I kept checking the website for the House Intelligence Committee, but they hadn’t posted the memo by 11 a.m., and I didn’t see it there when I got back from lunch that day. A timestamp for another House of Representatives website where I didn’t think to look says it posted the PDF at 12:12 p.m., hours at least after conservative media organizations received it. A website that estimates when pages are created suggests the House Intelligence Committee may have uploaded the memo even later in the day.

I didn’t see the memo on major news sites until the afternoon, hours after it had been placed in reporters’ hands. The first article where I read about the memo’s contents was the conservative news site Washington Examiner, but the post was sans memo at the time. They have since uploaded it.

This may sound like splitting hairs. After all, it’s normal in journalism for the reporter with the tightest relationship with a source to get advance copies of anticipated documents, often with the understanding that they’ll wait until a designated time to publish a story on it.

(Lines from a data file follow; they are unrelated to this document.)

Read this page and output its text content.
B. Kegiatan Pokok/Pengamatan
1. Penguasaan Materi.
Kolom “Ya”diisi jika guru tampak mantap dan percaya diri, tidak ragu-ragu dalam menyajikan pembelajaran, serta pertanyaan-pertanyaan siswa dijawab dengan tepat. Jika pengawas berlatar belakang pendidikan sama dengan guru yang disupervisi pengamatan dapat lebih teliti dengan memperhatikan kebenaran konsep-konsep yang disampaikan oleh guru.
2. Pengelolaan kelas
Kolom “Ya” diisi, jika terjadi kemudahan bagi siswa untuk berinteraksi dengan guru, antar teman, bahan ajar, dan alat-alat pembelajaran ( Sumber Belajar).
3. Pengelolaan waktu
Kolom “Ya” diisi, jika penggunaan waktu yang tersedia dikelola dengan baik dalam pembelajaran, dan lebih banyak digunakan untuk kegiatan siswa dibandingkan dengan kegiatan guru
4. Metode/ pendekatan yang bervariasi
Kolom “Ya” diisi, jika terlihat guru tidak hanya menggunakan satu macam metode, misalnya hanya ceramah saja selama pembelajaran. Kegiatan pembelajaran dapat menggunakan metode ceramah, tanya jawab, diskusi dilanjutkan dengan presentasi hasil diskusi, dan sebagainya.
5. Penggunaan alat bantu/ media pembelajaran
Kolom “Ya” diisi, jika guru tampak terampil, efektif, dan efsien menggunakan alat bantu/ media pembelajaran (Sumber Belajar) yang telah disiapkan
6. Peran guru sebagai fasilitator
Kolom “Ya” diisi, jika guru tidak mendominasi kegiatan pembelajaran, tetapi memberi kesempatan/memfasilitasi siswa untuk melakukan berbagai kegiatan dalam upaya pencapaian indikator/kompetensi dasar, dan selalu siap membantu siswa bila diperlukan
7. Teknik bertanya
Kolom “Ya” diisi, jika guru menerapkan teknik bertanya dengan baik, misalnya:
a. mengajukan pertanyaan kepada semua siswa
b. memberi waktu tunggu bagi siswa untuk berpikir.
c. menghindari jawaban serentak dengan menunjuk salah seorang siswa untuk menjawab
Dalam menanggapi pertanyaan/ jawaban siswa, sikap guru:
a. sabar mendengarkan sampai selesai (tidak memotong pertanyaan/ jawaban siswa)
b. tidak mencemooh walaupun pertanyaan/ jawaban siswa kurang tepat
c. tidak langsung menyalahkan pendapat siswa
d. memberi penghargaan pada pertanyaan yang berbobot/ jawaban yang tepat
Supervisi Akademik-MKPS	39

Considering far-right conservatives’ current distaste for the media and their urgent calls for the memo to be made public, it strikes me as an unintuitive but deliberate choice to give Republican journalists the first taste.

As a news consumer, it was frustrating to have to rely on what I consider a biased news organization to learn what was in this document that had been a regular point of conversation among conservatives for weeks. However, I think that was the point.

The FBI and justice department both expressed concerns that the memo was inaccurate and misleading. In spite of, or because of that, it was initially placed in the hands of people who wouldn’t question its veracity and wouldn’t provide too much, if any, context that would give readers cause to question the document, its purpose or its contents.

Instead, our first impression of what was in the actual memo was distilled from an already-distilled document that transparently pulls for the conservative message at the moment. And it’s not Republicans’ typical position. They’re encouraging Americans to call into question the practices of federal intelligence and law enforcement, and their incentive to do so can be narrowed down pretty quickly.

Republicans’ aims to manipulate information and how we perceive it have more or less become normalized. Aside from depriving Americans of the freedom to think for ourselves, they want to erode our trust in agencies that they’ve shielded from criticism since the days of McCarthyism.

That trust is being eroded in waves.